I see your second point. However, when the target time series is long and the kernel is not so large, the effect of keeping future values in memory will be minimal. Furthermore, this is part of the deal with sequence learning. Unless you have a very large dataset, you will show data multiple times to train your neural network, i.e. the network will see values multiple times.
For the first part, yes I saw the code and indeed it's according to what you described. However in this case then, it's predicting the past, 1 day before because it's df.shift(1). Does predicting the past make sense?
Thanks for acknowledging the second point :) Yes you will indefinitely shuffle through unless there is a large dataset. But that's where validation and test sets come in (a time series each for example in this case) to show predictive capacity out-of-sample. But it's not possible to really show out-of-sample performance because in running this algorithm on unseen data on inference for testing performance, the kernel has knowledge of future data within that inference run.

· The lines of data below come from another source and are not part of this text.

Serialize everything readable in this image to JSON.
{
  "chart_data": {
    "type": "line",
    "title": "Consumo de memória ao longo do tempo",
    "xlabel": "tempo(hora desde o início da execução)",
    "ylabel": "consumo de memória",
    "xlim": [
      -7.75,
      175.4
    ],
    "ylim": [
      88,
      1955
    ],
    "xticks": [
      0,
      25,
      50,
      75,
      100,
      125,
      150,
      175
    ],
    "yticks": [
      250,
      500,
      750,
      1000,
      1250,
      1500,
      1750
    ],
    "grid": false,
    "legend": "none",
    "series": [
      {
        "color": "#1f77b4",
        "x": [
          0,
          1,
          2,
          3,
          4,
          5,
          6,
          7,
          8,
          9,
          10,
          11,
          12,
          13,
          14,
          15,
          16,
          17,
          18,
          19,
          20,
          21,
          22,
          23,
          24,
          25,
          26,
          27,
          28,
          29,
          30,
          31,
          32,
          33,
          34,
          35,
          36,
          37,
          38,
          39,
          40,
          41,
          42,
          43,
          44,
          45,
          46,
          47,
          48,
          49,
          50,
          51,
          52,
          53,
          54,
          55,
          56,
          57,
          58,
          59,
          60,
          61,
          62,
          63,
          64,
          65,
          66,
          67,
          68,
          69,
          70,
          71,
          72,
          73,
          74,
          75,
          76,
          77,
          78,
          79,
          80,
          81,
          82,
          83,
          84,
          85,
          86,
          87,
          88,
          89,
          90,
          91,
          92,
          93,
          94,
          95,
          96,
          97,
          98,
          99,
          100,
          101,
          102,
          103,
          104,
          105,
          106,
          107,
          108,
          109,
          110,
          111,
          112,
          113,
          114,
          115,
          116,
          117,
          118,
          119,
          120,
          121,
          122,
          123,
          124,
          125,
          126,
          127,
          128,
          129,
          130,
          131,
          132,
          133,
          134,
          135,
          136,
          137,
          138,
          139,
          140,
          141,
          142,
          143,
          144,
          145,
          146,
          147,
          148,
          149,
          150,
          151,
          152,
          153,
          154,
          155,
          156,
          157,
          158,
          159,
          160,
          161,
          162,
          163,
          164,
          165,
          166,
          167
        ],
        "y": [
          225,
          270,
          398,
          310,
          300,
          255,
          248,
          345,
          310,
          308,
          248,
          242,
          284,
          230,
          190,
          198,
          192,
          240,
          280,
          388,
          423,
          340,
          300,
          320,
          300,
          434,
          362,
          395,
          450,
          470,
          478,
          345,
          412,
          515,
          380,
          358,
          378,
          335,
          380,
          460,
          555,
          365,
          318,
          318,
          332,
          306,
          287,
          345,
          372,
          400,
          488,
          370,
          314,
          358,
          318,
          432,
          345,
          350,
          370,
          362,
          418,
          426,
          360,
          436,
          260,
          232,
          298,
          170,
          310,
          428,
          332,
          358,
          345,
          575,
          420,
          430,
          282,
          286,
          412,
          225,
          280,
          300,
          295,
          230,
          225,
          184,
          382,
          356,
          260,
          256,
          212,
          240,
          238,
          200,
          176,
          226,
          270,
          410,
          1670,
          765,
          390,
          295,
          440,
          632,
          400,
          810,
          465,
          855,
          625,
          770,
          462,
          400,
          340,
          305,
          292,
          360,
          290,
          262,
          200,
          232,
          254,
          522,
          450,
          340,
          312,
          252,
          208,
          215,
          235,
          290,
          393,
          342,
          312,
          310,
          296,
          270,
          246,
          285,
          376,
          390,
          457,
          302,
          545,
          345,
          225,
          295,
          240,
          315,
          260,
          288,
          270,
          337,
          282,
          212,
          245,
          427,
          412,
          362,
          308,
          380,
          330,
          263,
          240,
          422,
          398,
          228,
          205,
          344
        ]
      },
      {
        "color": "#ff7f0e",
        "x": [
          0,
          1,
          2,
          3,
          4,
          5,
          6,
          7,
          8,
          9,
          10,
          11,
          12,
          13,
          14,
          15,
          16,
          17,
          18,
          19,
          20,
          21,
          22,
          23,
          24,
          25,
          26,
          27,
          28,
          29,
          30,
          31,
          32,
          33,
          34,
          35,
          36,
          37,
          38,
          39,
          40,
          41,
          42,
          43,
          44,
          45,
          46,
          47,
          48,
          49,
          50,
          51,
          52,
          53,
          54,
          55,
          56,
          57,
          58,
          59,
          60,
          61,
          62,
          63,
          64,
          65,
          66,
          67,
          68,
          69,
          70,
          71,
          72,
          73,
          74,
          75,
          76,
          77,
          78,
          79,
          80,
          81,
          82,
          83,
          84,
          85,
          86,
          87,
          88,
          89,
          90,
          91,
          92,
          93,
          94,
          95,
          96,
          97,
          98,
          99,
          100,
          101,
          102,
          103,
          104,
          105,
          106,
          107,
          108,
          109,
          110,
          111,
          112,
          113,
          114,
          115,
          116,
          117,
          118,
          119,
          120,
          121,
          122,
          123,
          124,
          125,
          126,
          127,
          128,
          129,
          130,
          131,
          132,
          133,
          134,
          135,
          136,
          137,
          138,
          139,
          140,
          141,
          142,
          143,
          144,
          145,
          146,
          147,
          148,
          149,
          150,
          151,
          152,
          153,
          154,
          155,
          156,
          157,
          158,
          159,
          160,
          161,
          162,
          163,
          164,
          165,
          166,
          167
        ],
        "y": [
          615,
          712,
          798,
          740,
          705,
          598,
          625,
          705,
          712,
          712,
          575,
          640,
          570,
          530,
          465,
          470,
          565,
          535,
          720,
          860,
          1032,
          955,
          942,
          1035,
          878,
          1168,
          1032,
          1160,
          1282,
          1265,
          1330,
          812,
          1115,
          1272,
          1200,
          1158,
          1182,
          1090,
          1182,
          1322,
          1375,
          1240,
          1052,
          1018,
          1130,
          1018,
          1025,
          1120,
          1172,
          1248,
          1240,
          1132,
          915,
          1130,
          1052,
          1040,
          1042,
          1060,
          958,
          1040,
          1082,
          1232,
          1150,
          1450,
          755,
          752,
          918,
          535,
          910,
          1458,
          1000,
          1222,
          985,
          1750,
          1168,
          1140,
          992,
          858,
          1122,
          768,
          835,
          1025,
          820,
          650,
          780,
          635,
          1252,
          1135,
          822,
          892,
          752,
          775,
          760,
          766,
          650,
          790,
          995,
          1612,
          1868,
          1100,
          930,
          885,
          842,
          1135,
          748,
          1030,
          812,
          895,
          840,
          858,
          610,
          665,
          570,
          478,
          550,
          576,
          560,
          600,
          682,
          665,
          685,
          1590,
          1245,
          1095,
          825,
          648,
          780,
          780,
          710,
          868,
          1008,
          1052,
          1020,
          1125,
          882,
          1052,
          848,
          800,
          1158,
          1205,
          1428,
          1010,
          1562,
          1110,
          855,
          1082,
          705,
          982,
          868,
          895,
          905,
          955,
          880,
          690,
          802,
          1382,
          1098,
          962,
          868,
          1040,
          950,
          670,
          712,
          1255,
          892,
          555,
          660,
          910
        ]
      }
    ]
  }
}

| x10 | x11 | x12 | x13 | x14 |
| x20 | x21 | x22 | x23 | x24 |
Without shifting, a CNN with kernel size 3 will use x10, x11, x12 and x20, x21, x22 to predict x13. However, we want to take x23 into account when predicting x13 (to allow the discovery of instantaneous effects).
Therefore, we replace the target time series in the dataset with a shifted version of the target time series, resulting in the following dataset:
| 0.0 | x10 | x11 | x12 | x13 |
| x20 | x21 | x22 | x23 | x24 |
Now, the CNN with kernel size 3 will use x10, x11, x12 and x21, x22, x23 to predict x13. This corresponds with our goal: using only the past values of the target, and using the past and current value of the other time series. I hope that answers your question.
Herein lies the issue. To break this down so it's easier to see the issue, here's an example.
Take 2 time series for example: S&P 500 where this is x1i
and NASDAQ where this is x2i
.
| x10 | x11 | x12 | x13 | x14 |
| x20 | x21 | x22 | x23 | x24 |
You stated yourself the kernel will use x23
. You are equivalently using NASDAQ current value to predict S&P current value. You would almost get very high predictive capacity (almost a straight line equity curve with high sharpe ratio) because you're using future information, current value of other time series (other equity indices) to predict the current value of S&P 500 for example.
Since we want to detect instantaneous effects in our causal graph as well (since this is important as shown by Hyvarinen et al. http://icml2008.cs.helsinki.fi/papers/160.pdf), it was a design choice to include the current values in the input when making a prediction. This is also done in the Temporal Convolutional Network architecture where TCDF is based on: see section 3.1 of https://arxiv.org/pdf/1803.01271.pdf. As discussed in our paper, section 2: "In practice, instantaneous effects mostly occur when cause and effect refer to the same time step that cannot be causally ordered a priori, because of a too coarse time scale." An extra benefit of including instantaneous effects, is that TCDF can use these to circumstantially discover the presence of hidden confounders.
Thanks for clarifying, I get your experimental setup choice now.
Interesting work, looking through your repository, I've 2 questions on possible data snooping:
On this line for preparing your data I see you did a dataframe shift for your labels https://github.com/M-Nauta/TCDF/blob/master/TCDF.py#L19 and you shifted with the function
df.shift(periods=1)
.If you use a CNN on the feature space with X where you've your convolutions containing information across the time space, predicting the forward price levels beyond what the convolutions go through on X is fine, but if you predict the whole y target series, you would have "forward" information via your convolutions on X that is from t = 0 to t = T and T - 1 of your labels are within that space.